As the sun set on the longest night of the year, everyone gathered in the darkened meadhall where the families would bring a spark from their own home fires to light the great Yule log. Only after the log was fully aflame could the celebrations begin. This was Freyja's true test. If the log failed to catch fire, not only was it a bad omen for her and her family, but it didn't bode well for the rest of the village.

But she was soon rewarded as the wood began to smoke and then flames began to gnaw at the bark. Before long, the meadhall was awash in firelight and warmth representing the waxing days of sunlight to come. Everyone cheered as mugs of mulled mead were passed from table to table and the roast haunches of venison were brought forth.
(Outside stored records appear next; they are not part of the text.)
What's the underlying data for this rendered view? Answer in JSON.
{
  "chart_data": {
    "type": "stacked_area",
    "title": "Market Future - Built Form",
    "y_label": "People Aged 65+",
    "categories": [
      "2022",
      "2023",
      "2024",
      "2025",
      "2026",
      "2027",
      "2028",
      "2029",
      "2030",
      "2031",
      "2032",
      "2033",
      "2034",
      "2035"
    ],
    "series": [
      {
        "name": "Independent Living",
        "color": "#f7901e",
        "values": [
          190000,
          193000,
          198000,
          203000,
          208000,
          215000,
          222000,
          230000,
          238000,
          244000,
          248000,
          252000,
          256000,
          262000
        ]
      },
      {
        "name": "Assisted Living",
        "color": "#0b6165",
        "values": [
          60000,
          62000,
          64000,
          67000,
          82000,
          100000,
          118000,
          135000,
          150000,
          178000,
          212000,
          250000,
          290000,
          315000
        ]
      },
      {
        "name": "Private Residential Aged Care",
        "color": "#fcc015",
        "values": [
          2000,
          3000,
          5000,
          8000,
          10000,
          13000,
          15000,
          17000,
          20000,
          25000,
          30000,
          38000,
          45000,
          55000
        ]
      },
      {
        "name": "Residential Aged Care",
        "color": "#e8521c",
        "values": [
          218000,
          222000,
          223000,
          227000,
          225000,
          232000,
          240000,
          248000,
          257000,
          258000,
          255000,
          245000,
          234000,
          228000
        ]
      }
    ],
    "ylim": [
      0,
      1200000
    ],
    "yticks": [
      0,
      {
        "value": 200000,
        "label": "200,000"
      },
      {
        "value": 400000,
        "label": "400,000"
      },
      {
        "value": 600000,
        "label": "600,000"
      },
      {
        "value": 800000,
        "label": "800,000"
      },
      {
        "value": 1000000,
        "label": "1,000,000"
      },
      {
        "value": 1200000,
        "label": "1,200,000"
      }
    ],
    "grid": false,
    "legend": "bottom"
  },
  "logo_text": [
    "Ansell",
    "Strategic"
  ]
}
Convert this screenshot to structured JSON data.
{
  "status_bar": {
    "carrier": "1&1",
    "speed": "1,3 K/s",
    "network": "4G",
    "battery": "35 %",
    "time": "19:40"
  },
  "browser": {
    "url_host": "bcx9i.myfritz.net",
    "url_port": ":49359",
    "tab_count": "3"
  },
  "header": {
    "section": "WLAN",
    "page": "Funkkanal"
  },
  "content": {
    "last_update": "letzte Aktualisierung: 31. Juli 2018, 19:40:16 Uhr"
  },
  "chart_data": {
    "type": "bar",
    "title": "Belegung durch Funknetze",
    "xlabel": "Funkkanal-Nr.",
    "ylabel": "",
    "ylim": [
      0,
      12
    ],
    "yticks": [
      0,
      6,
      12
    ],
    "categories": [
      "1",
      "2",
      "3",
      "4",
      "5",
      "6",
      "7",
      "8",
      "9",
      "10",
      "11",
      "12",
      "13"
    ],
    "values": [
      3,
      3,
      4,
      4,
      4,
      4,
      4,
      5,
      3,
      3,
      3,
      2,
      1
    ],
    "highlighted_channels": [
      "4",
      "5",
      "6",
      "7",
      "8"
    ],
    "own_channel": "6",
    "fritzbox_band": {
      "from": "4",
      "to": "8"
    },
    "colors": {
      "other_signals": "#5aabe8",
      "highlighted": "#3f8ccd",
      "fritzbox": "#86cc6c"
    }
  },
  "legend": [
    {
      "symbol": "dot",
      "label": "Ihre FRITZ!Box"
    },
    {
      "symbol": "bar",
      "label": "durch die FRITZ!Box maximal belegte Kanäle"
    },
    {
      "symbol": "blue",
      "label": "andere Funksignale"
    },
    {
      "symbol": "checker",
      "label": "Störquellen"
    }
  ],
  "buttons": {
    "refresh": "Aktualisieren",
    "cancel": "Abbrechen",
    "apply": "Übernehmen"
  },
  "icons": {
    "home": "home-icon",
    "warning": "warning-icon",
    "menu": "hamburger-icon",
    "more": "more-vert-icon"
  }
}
To everyone's amazement, the log continued to burn for an unprecedented two weeks. Those who had been against Gunder and Sigrùn adopting this strange girl of unknown parentage, began to think differently. Some even wondered if she just might even be a child of the gods. But all agreed that there was something special about Freyja Gundersdøttir.



Quinnleigh Kincaid
Freyja Gundersdøttir
Highlander OC
1105 Words

Mun Commentary: This was one of those times when the muse takes the idea and runs with it. I have no idea if the actual traditions mentioned are true, but I'd like to think so. This is also one of the few times that Quinn Freyja has talked about her life before her First Death.